Mikolaj-A-Kowalski wrote:

Hello! 

First I would like to apologise for barging in into a PR completely unrelated 
to me but recently I have been doing some work on the optimisation of the 
reciprocal and division on the Nvidia hardware and I couldn’t help but to be 
fascinated by this work :-) 

I have played a bit with the final version of the `rcp` developed here and I 
think we can improve it slightly. Basically at the cost of one extra `fma` we 
can make it correctly rounded for all inputs.
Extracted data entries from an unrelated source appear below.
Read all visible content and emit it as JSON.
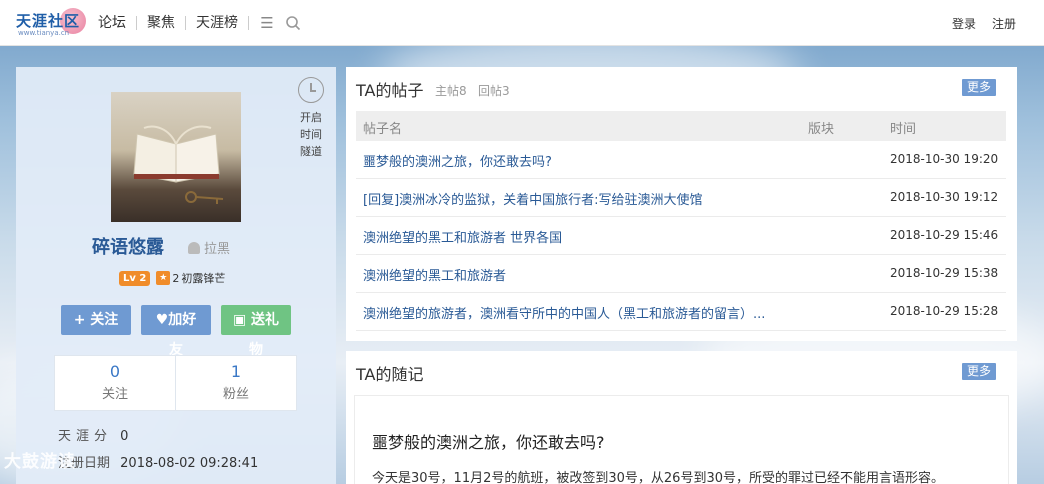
{
  "brand": {
    "name": "天涯社区",
    "sub": "www.tianya.cn"
  },
  "nav": {
    "items": [
      {
        "label": "论坛"
      },
      {
        "label": "聚焦"
      },
      {
        "label": "天涯榜"
      }
    ],
    "login": "登录",
    "register": "注册"
  },
  "profile": {
    "username": "碎语悠露",
    "block_label": "拉黑",
    "tunnel": [
      "开启",
      "时间",
      "隧道"
    ],
    "level": "Lv 2",
    "rank_num": "2",
    "rank_title": "初露锋芒",
    "buttons": {
      "follow": "+ 关注",
      "add_friend": "加好友",
      "gift": "送礼物"
    },
    "stats": [
      {
        "value": "0",
        "label": "关注"
      },
      {
        "value": "1",
        "label": "粉丝"
      }
    ],
    "tianya_score_label": "天涯分",
    "tianya_score": "0",
    "register_date_label": "注册日期",
    "register_date": "2018-08-02 09:28:41"
  },
  "posts_panel": {
    "title": "TA的帖子",
    "main_count": "主帖8",
    "reply_count": "回帖3",
    "more": "更多",
    "columns": {
      "name": "帖子名",
      "board": "版块",
      "time": "时间"
    },
    "rows": [
      {
        "title": "噩梦般的澳洲之旅，你还敢去吗?",
        "time": "2018-10-30 19:20"
      },
      {
        "title": "[回复]澳洲冰冷的监狱，关着中国旅行者:写给驻澳洲大使馆",
        "time": "2018-10-30 19:12"
      },
      {
        "title": "澳洲绝望的黑工和旅游者 世界各国",
        "time": "2018-10-29 15:46"
      },
      {
        "title": "澳洲绝望的黑工和旅游者",
        "time": "2018-10-29 15:38"
      },
      {
        "title": "澳洲绝望的旅游者，澳洲看守所中的中国人（黑工和旅游者的留言）...",
        "time": "2018-10-29 15:28"
      }
    ]
  },
  "notes_panel": {
    "title": "TA的随记",
    "more": "更多",
    "note_title": "噩梦般的澳洲之旅，你还敢去吗?",
    "note_body": "今天是30号，11月2号的航班，被改签到30号，从26号到30号，所受的罪过已经不能用言语形容。"
  },
  "watermark": "大鼓游读"
}
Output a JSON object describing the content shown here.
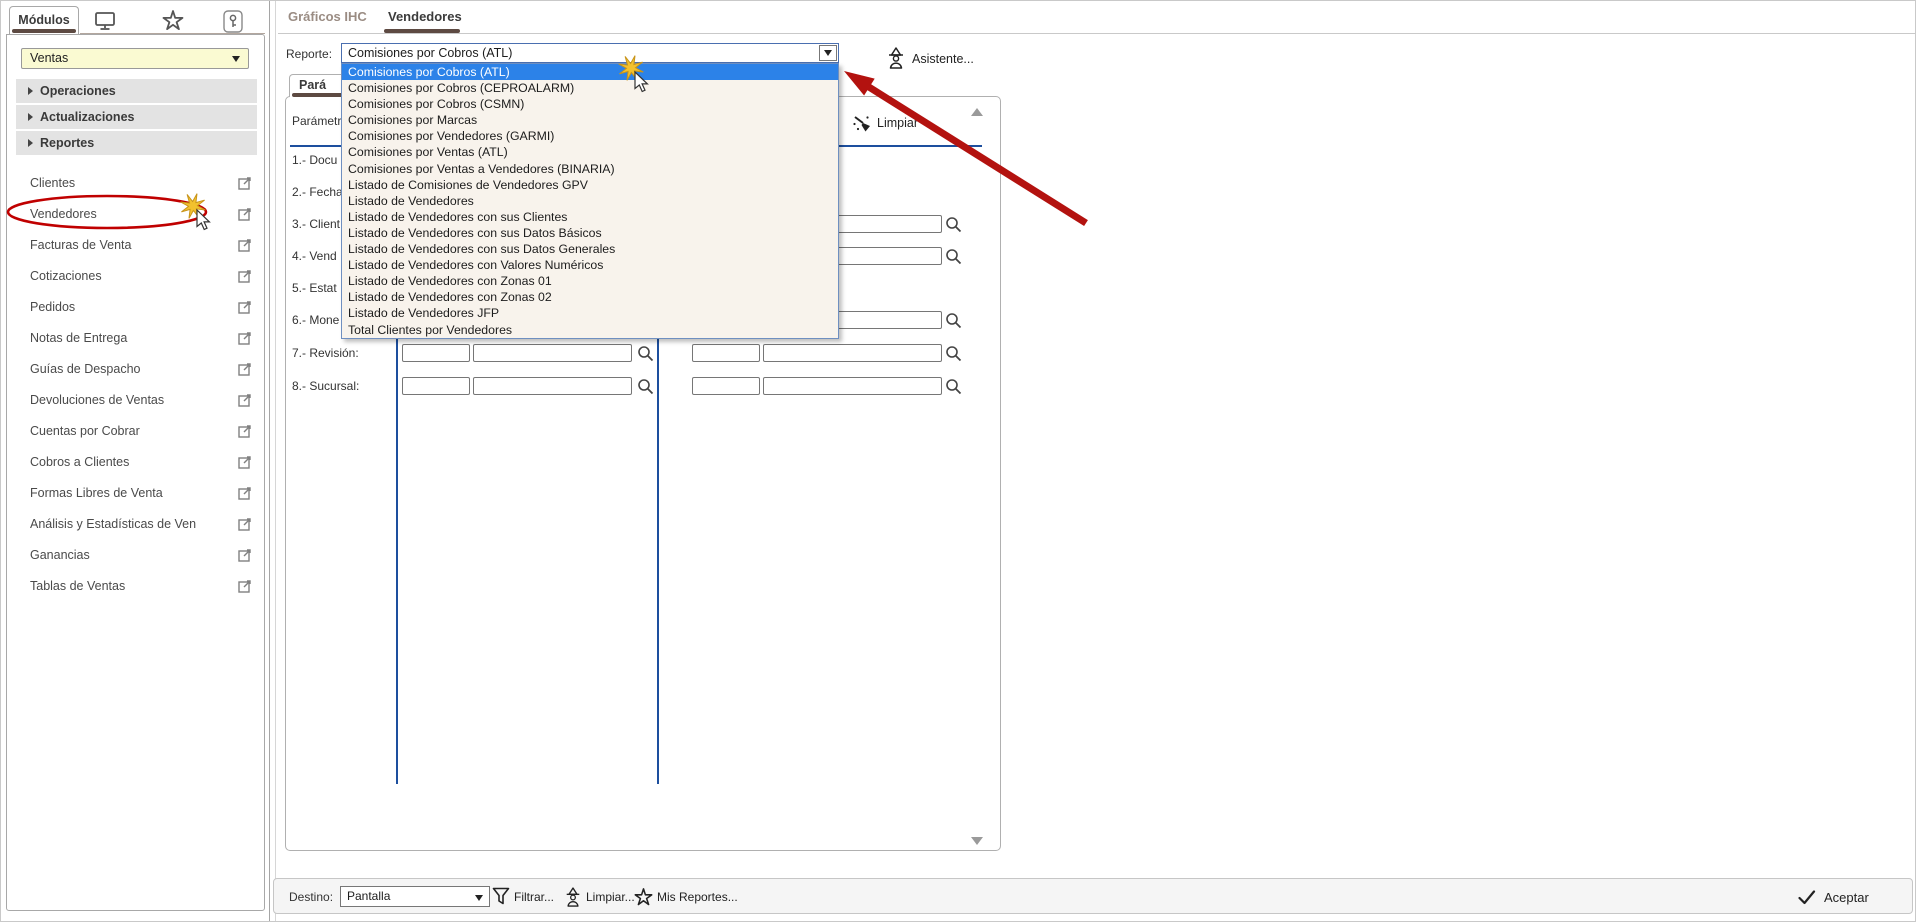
{
  "sidebar": {
    "tab_label": "Módulos",
    "header_icons": [
      "monitor-icon",
      "star-icon",
      "key-icon"
    ],
    "module_select_value": "Ventas",
    "sections": [
      {
        "label": "Operaciones"
      },
      {
        "label": "Actualizaciones"
      },
      {
        "label": "Reportes"
      }
    ],
    "links": [
      "Clientes",
      "Vendedores",
      "Facturas de Venta",
      "Cotizaciones",
      "Pedidos",
      "Notas de Entrega",
      "Guías de Despacho",
      "Devoluciones de Ventas",
      "Cuentas por Cobrar",
      "Cobros a Clientes",
      "Formas Libres de Venta",
      "Análisis y Estadísticas de Ven",
      "Ganancias",
      "Tablas de Ventas"
    ],
    "circled_link": "Vendedores"
  },
  "main": {
    "tabs": [
      {
        "label": "Gráficos IHC",
        "active": false
      },
      {
        "label": "Vendedores",
        "active": true
      }
    ],
    "report": {
      "label": "Reporte:",
      "selected": "Comisiones por Cobros (ATL)",
      "highlighted_index": 0,
      "options": [
        "Comisiones por Cobros (ATL)",
        "Comisiones por Cobros (CEPROALARM)",
        "Comisiones por Cobros (CSMN)",
        "Comisiones por Marcas",
        "Comisiones por Vendedores (GARMI)",
        "Comisiones por Ventas (ATL)",
        "Comisiones por Ventas a Vendedores (BINARIA)",
        "Listado de Comisiones de Vendedores GPV",
        "Listado de Vendedores",
        "Listado de Vendedores con sus Clientes",
        "Listado de Vendedores con sus Datos Básicos",
        "Listado de Vendedores con sus Datos Generales",
        "Listado de Vendedores con Valores Numéricos",
        "Listado de Vendedores con Zonas 01",
        "Listado de Vendedores con Zonas 02",
        "Listado de Vendedores JFP",
        "Total Clientes por Vendedores"
      ]
    },
    "assistant_button": "Asistente...",
    "panel": {
      "tab_label": "Pará",
      "header_label": "Parámetr",
      "clear_button": "Limpiar",
      "params": [
        {
          "label": "1.- Docu",
          "left_pair": false,
          "right_pair": false
        },
        {
          "label": "2.- Fecha",
          "left_pair": false,
          "right_pair": false
        },
        {
          "label": "3.- Client",
          "left_pair": false,
          "right_pair": true
        },
        {
          "label": "4.- Vend",
          "left_pair": false,
          "right_pair": true
        },
        {
          "label": "5.- Estat",
          "left_pair": false,
          "right_pair": false
        },
        {
          "label": "6.- Mone",
          "left_pair": false,
          "right_pair": true
        },
        {
          "label": "7.- Revisión:",
          "left_pair": true,
          "right_pair": true
        },
        {
          "label": "8.- Sucursal:",
          "left_pair": true,
          "right_pair": true
        }
      ]
    }
  },
  "footer": {
    "destination_label": "Destino:",
    "destination_value": "Pantalla",
    "filter_button": "Filtrar...",
    "clear_button": "Limpiar...",
    "my_reports_button": "Mis Reportes...",
    "accept_button": "Aceptar"
  },
  "annotations": {
    "red": "#c00000",
    "arrow_red": "#b3120f",
    "star_yellow": "#f2c12e"
  }
}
Hopefully it will not be too 
painful for the performance since we can remove some instructions related to 
scaling.  Perhaps it will also help with the 1ULP annotation problem since with 
the changes the implementation appears to correctly rounded.

I am totally unfamiliar with LLVM (sadly... yet...) so I wasn't really able to 
use the tooling here and had to rely on julia with which I am more familiar to. 
I have attached the code:  
[code.zip](https://github.com/user-attachments/files/29038343/code.zip)

So the first optimisation we can do is to change how we scale the input. Since 
the 'normal' FP values also go through scaling, there is no reason to use 
factor of 1.0 for them. Any other power of 2 would work. Hence we don't need to 
split the range into three parts, but two. In the attached code I basically 
shifted all values with the absolute value below 1.0 by 2^30 and above 2^(-30) 
(With the power being quite arbitrary, it just need to be sufficiently large  
to pull all subnormals into the 'normal' binades and the numbers from the top 
of the range away from the underflow). This should save us one comparison and 1 
conditional move. 

To remove the 1ULP error we need to do two things. First we need to change when 
we apply the correction iteration to get the correct rounding. We can do it 
after scaling the number back. If we do that we can reduce the number of +ve 
floating-point numbers with 1ULP error to 5. 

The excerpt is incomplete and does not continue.